21 next anchor absolute uri: https://markwatson.com#
22 next anchor absolute text: Mark Watson consultant and author specializing in Common Lisp development and AI research projects and commercial products
23 next anchor absolute uri: https://markwatson.com/
24 next anchor absolute text: Home page
25 next anchor absolute uri: https://markwatson.com/consulting
26 ...
The 2gram (i.e., two words in sequence) “Toggle navigation” in the last listing has nothing to do with the real content in my site and is an artifact of using the Bootstrap CSS and Javascript tools. Often “noise” like this is simply ignored by machine learning models if it appears on many different sites but beware that this might be a problem and you might need to precisely fetch text from specific DOM elements. Similarly, notice that this last listing picks up the plain text from the navigation menus.

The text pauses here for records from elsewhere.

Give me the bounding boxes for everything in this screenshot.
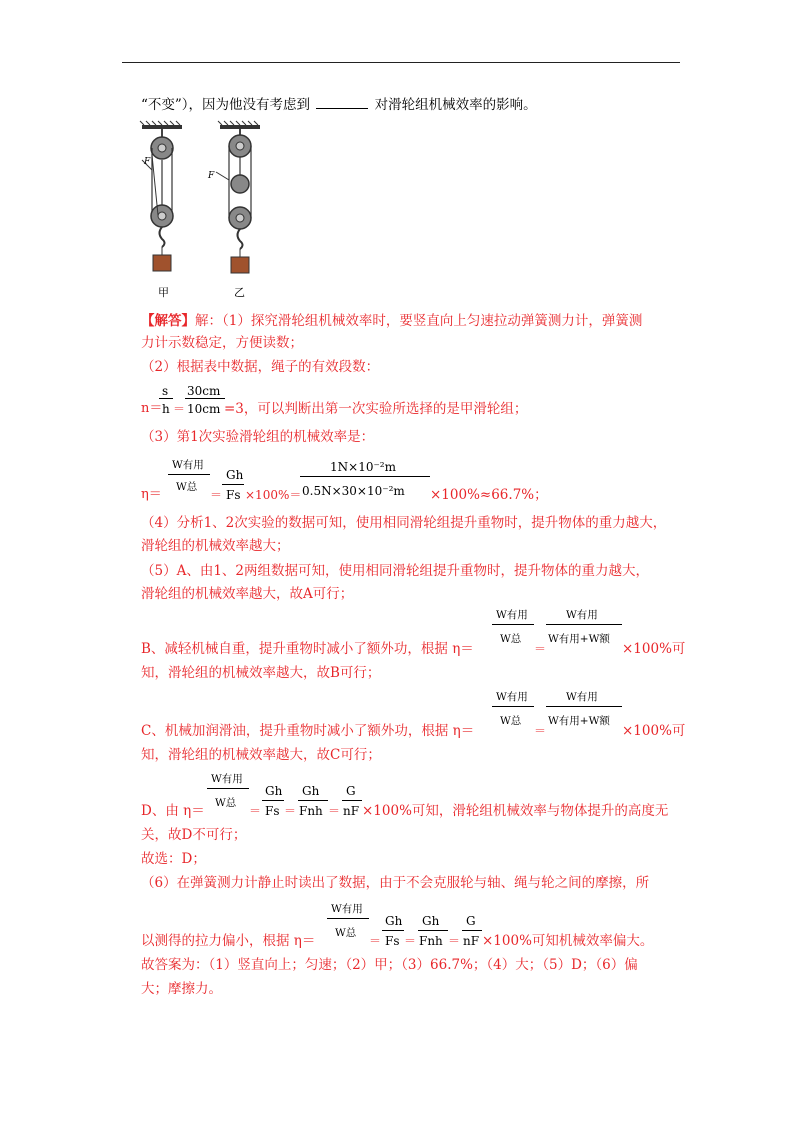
answer-pd-tail: ×100%可知，滑轮组机械效率与物体提升的高度无 [362, 803, 669, 819]
n-eq: n＝ [141, 401, 163, 416]
f6-eq-1: ＝ [369, 934, 382, 948]
answer-p1: 解：（1）探究滑轮组机械效率时，要竖直向上匀速拉动弹簧测力计，弹簧测 [195, 313, 643, 329]
answer-line-5b: 滑轮组的机械效率越大，故A可行； [141, 586, 354, 602]
f6-w-useful: W有用 [331, 903, 363, 915]
frac-num-big: 1N×10⁻²m [330, 460, 396, 474]
frac-fs: Fs [226, 488, 241, 502]
eq-1: ＝ [173, 402, 186, 416]
f6-gh-2: Gh [422, 914, 440, 928]
formula-n-tail: =3，可以判断出第一次实验所选择的是甲滑轮组； [224, 401, 528, 417]
b-w-useful-2: W有用 [566, 609, 598, 621]
d-w-total: W总 [215, 797, 237, 809]
c-w-extra: W有用+W额 [548, 715, 610, 727]
b-w-useful: W有用 [496, 609, 528, 621]
answer-line-5: （5）A、由1、2两组数据可知，使用相同滑轮组提升重物时，提升物体的重力越大， [141, 563, 650, 579]
answer-tag: 【解答】 [141, 313, 195, 329]
d-gh: Gh [265, 784, 283, 798]
answer-line-6: （6）在弹簧测力计静止时读出了数据，由于不会克服轮与轴、绳与轮之间的摩擦，所 [141, 875, 650, 891]
answer-line-6b: 以测得的拉力偏小，根据 η＝ [141, 933, 316, 949]
force-label-left: F [144, 157, 151, 167]
formula-eta-1-tail: ×100%≈66.7%； [430, 487, 548, 503]
eq-2: ＝ [210, 488, 223, 502]
ceiling-left [140, 121, 182, 129]
label-jia: 甲 [158, 286, 169, 299]
w-useful: W有用 [172, 459, 204, 471]
ceiling-right [218, 121, 260, 129]
answer-choice: 故选：D； [141, 851, 206, 867]
d-w-useful: W有用 [211, 773, 243, 785]
c-w-useful-2: W有用 [566, 691, 598, 703]
pulley-system-left [142, 129, 173, 271]
final-answer: 故答案为：（1）竖直向上；匀速；（2）甲；（3）66.7%；（4）大；（5）D；（6）偏 [141, 957, 638, 973]
answer-line-1b: 力计示数稳定，方便读数； [141, 335, 303, 351]
answer-line-bb: 知，滑轮组的机械效率越大，故B可行； [141, 665, 381, 681]
answer-line-1 [141, 312, 642, 330]
f6-eq-2: ＝ [404, 934, 417, 948]
f6-fs: Fs [385, 934, 400, 948]
label-yi: 乙 [234, 286, 245, 299]
w-total: W总 [176, 481, 198, 493]
frac-10cm: 10cm [187, 402, 221, 416]
answer-line-cb: 知，滑轮组的机械效率越大，故C可行； [141, 747, 381, 763]
f6-nf: nF [463, 934, 480, 948]
force-label-right: F [208, 171, 215, 181]
answer-p6-tail: ×100%可知机械效率偏大。 [482, 933, 654, 949]
answer-pc-tail: ×100%可 [622, 723, 686, 739]
d-gh-2: Gh [302, 784, 320, 798]
pulley-system-right [216, 129, 251, 273]
answer-blank [316, 108, 368, 109]
intro-line [141, 96, 537, 114]
f6-gh: Gh [385, 914, 403, 928]
c-eq: ＝ [534, 724, 547, 738]
header-rule [122, 62, 680, 63]
final-answer-b: 大；摩擦力。 [141, 981, 222, 997]
b-eq: ＝ [534, 642, 547, 656]
answer-line-3: （3）第1次实验滑轮组的机械效率是： [141, 429, 375, 445]
answer-line-4b: 滑轮组的机械效率越大； [141, 538, 290, 554]
answer-line-d: D、由 η＝ [141, 803, 205, 819]
answer-pb: B、减轻机械自重，提升重物时减小了额外功，根据 η＝ [141, 641, 474, 657]
answer-line-c: C、机械加润滑油，提升重物时减小了额外功，根据 η＝ [141, 723, 475, 739]
c-w-useful: W有用 [496, 691, 528, 703]
intro-prefix: “不变”），因为他没有考虑到 [141, 97, 311, 113]
answer-line-4: （4）分析1、2次实验的数据可知，使用相同滑轮组提升重物时，提升物体的重力越大， [141, 515, 667, 531]
d-g: G [346, 784, 356, 798]
answer-pb-tail: ×100%可 [622, 641, 686, 657]
b-w-extra: W有用+W额 [548, 633, 610, 645]
b-w-total: W总 [500, 633, 522, 645]
answer-line-db: 关，故D不可行； [141, 827, 247, 843]
f6-w-total: W总 [335, 927, 357, 939]
answer-line-b [141, 640, 474, 658]
eta-eq: η＝ [141, 487, 162, 502]
x100: ×100%＝ [245, 488, 302, 502]
frac-s: s [162, 384, 169, 398]
d-eq-1: ＝ [249, 804, 262, 818]
d-eq-3: ＝ [328, 804, 341, 818]
frac-30cm: 30cm [187, 384, 221, 398]
d-eq-2: ＝ [284, 804, 297, 818]
intro-suffix: 对滑轮组机械效率的影响。 [374, 97, 537, 113]
d-nf: nF [343, 804, 360, 818]
frac-den-big: 0.5N×30×10⁻²m [302, 484, 405, 498]
f6-eq-3: ＝ [448, 934, 461, 948]
c-w-total: W总 [500, 715, 522, 727]
pulley-figure [130, 120, 270, 300]
f6-fnh: Fnh [419, 934, 443, 948]
frac-gh: Gh [226, 468, 244, 482]
d-fs: Fs [265, 804, 280, 818]
d-fnh: Fnh [299, 804, 323, 818]
answer-line-2: （2）根据表中数据，绳子的有效段数： [141, 359, 380, 375]
frac-h: h [162, 402, 170, 416]
f6-g: G [466, 914, 476, 928]
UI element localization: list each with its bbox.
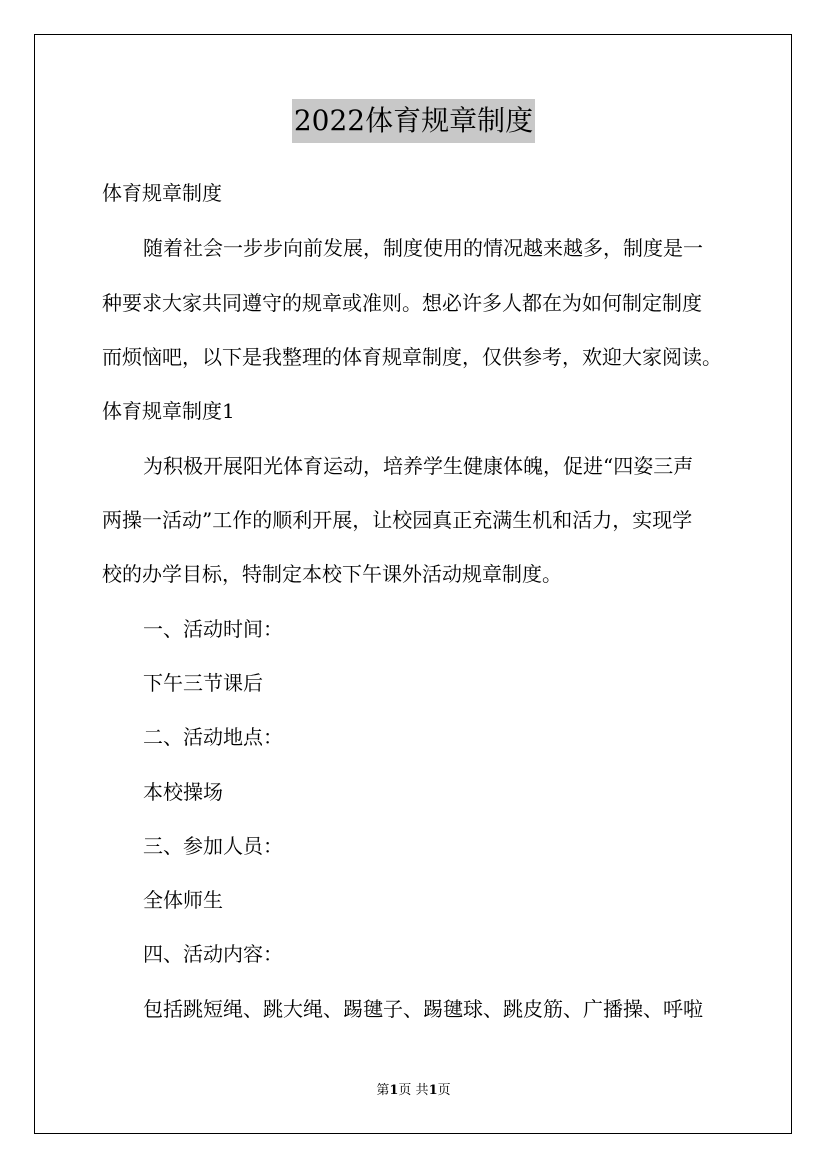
list-item: 本校操场 [143,780,223,804]
paragraph-line: 校的办学目标，特制定本校下午课外活动规章制度。 [102,562,562,586]
section-heading: 体育规章制度1 [102,399,235,423]
list-heading: 四、活动内容： [143,942,283,966]
paragraph-line: 两操一活动”工作的顺利开展，让校园真正充满生机和活力，实现学 [102,508,693,532]
list-item: 全体师生 [143,888,223,912]
page-mid: 页 共 [398,1083,429,1098]
paragraph-line: 种要求大家共同遵守的规章或准则。想必许多人都在为如何制定制度 [102,291,702,315]
page-footer [0,1081,827,1101]
paragraph-line: 而烦恼吧，以下是我整理的体育规章制度，仅供参考，欢迎大家阅读。 [102,345,722,369]
page-current: 1 [389,1083,399,1098]
section-heading: 体育规章制度 [102,181,222,205]
list-item: 包括跳短绳、跳大绳、踢毽子、踢毽球、跳皮筋、广播操、呼啦 [143,997,703,1021]
list-heading: 二、活动地点： [143,725,283,749]
document-title: 2022体育规章制度 [292,99,535,143]
document-title-row [0,99,827,143]
paragraph-line: 为积极开展阳光体育运动，培养学生健康体魄，促进“四姿三声 [143,454,694,478]
list-heading: 三、参加人员： [143,834,283,858]
list-heading: 一、活动时间： [143,617,283,641]
paragraph-line: 随着社会一步步向前发展，制度使用的情况越来越多，制度是一 [143,236,703,260]
page-suffix: 页 [437,1083,451,1098]
page-prefix: 第 [376,1083,390,1098]
list-item: 下午三节课后 [143,671,263,695]
page-total: 1 [428,1083,438,1098]
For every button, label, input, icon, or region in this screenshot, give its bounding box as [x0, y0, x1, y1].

Notice that there are different types of URIs like #, relative, and absolute. Any characters following a # character do not affect the routing of which web page is shown (or which API is called) but the characters after the # character are available for use in specifying anchor positions on a web page or extra parameters for API calls. Relative APIs like consulting/ are understood to be relative to the base URI of the web site.
I often require that URIs be absolute URIs (i.e., starts with a protocol like “http:” or “https:”) and lines 28-33 show how to select just absolute URI anchors. In line 31 I am specifying the attribute as “abs:href” to be more selective.